Computer scientists from the University of Bonn have developed software that can look a few minutes into the future: the program first learns the typical sequence of actions, such as cooking, from video sequences.
Based on this knowledge, it can then accurately predict in new situations what the chef will do at which point in time. Researchers will present their findings at the world's largest Conference on Computer Vision and Pattern Recognition, which will be held 19 - 21 June in Salt Lake City, USA.
The perfect butler, as every fan of British social drama knows, has a special ability — he senses his employer's wishes before they have even been uttered. The working group of Prof Dr. Jürgen Gall wants to teach computers something similar — "We want to predict the timing and duration of activities — minutes or even hours before they happen", he explains.
A kitchen robot, for example, could then pass the ingredients as soon as they are needed, pre-heat the oven in time — and in the meantime warn the chef if he is about to forget a preparation step. The automatic vacuum cleaner meanwhile knows that it has no business in the kitchen at that time, and instead takes care of the living room.

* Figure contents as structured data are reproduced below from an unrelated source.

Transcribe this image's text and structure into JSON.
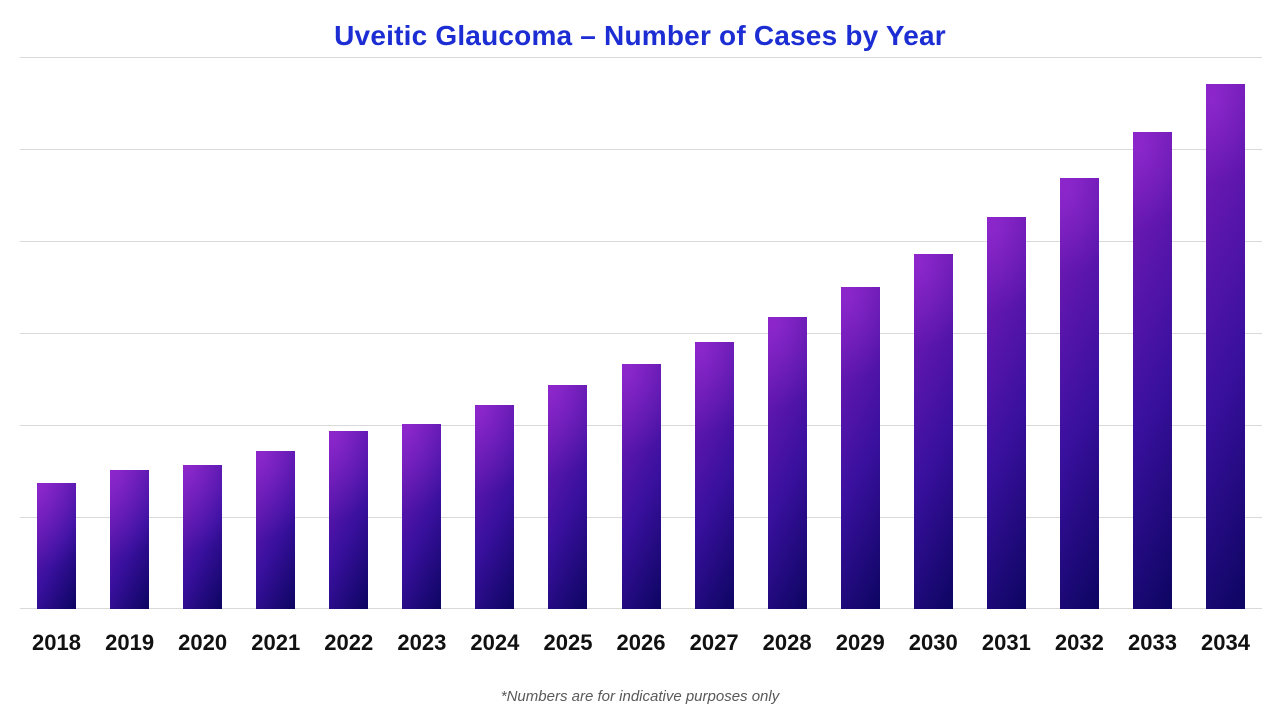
{
  "title": {
    "text": "Uveitic Glaucoma – Number of Cases by Year",
    "color": "#1c2ed3"
  },
  "footnote": {
    "text": "*Numbers are for indicative purposes only",
    "color": "#595959"
  },
  "colors": {
    "background": "#ffffff",
    "gridline": "#d9d9d9",
    "x_label": "#111111",
    "bar_gradient_top_left": "#7e1cba",
    "bar_gradient_mid": "#3a109f",
    "bar_gradient_bottom_right": "#0c0561"
  },
  "chart_data": {
    "type": "bar",
    "title": "Uveitic Glaucoma – Number of Cases by Year",
    "categories": [
      "2018",
      "2019",
      "2020",
      "2021",
      "2022",
      "2023",
      "2024",
      "2025",
      "2026",
      "2027",
      "2028",
      "2029",
      "2030",
      "2031",
      "2032",
      "2033",
      "2034"
    ],
    "values": [
      1.37,
      1.51,
      1.57,
      1.72,
      1.94,
      2.01,
      2.22,
      2.43,
      2.66,
      2.9,
      3.17,
      3.5,
      3.86,
      4.26,
      4.68,
      5.18,
      5.71
    ],
    "values_note": "No y-axis tick labels are shown in the chart; values are estimated in gridline units where 1.0 = one horizontal gridline interval and 0 = baseline",
    "xlabel": "",
    "ylabel": "",
    "ylim": [
      0,
      6
    ],
    "gridline_intervals": 6,
    "grid": "horizontal",
    "legend": "none",
    "annotations": [
      "*Numbers are for indicative purposes only"
    ]
  }
}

We humans are very good at anticipating the actions of others. For computers however, this discipline is still in its infancy. The researchers at the Institute of Computer Science at the University of Bonn are now able to announce a first success — they have developed self-learning software that can estimate the timing and duration of future activities with astonishing accuracy for periods of several minutes.
Training data: four hours of salad videos
The training data used by the scientists included 40 videos in which performers prepare different salads. Each of the recordings was around 6 minutes long and contained an average of 20 different actions. The videos also contained precise details of what time the action started and how long it took.
The computer "watched" these salad videos totalling around four hours. This way, the algorithm learned which actions typically follow each other during this task and how long they last. This is by no means trivial — after all, every chef has his own approach. Additionally, the sequence may vary depending on the recipe.
"Then we tested how successful the learning process was", explains Gall. "For this we confronted the software with videos that it had not seen before." At least the new short films fit into the context — they also showed the preparation of a salad. For the test, the computer was told what is shown in the first 20 or 30 per cent of one of the new videos. On this basis it then had to predict what would happen during the rest of the film.
That worked amazingly well. Gall says, "Accuracy was over 40 per cent for short forecast periods, but then dropped the more the algorithm had to look into the future." For activities that were more than three minutes in the future, the computer was still right in 15 per cent of cases. However, the prognosis was only considered correct if both the activity and its timing were correctly predicted.
Gall and his colleagues want the study to be understood only as a first step into the new field of activity prediction.
Especially since the algorithm performs noticeably worse if it has to recognize on its own what happens in the first part of the video, instead of being told. Because this analysis is never 100 percent correct — Gall speaks of "noisy" data. "Our process does work with it", he says. "But unfortunately nowhere near as well."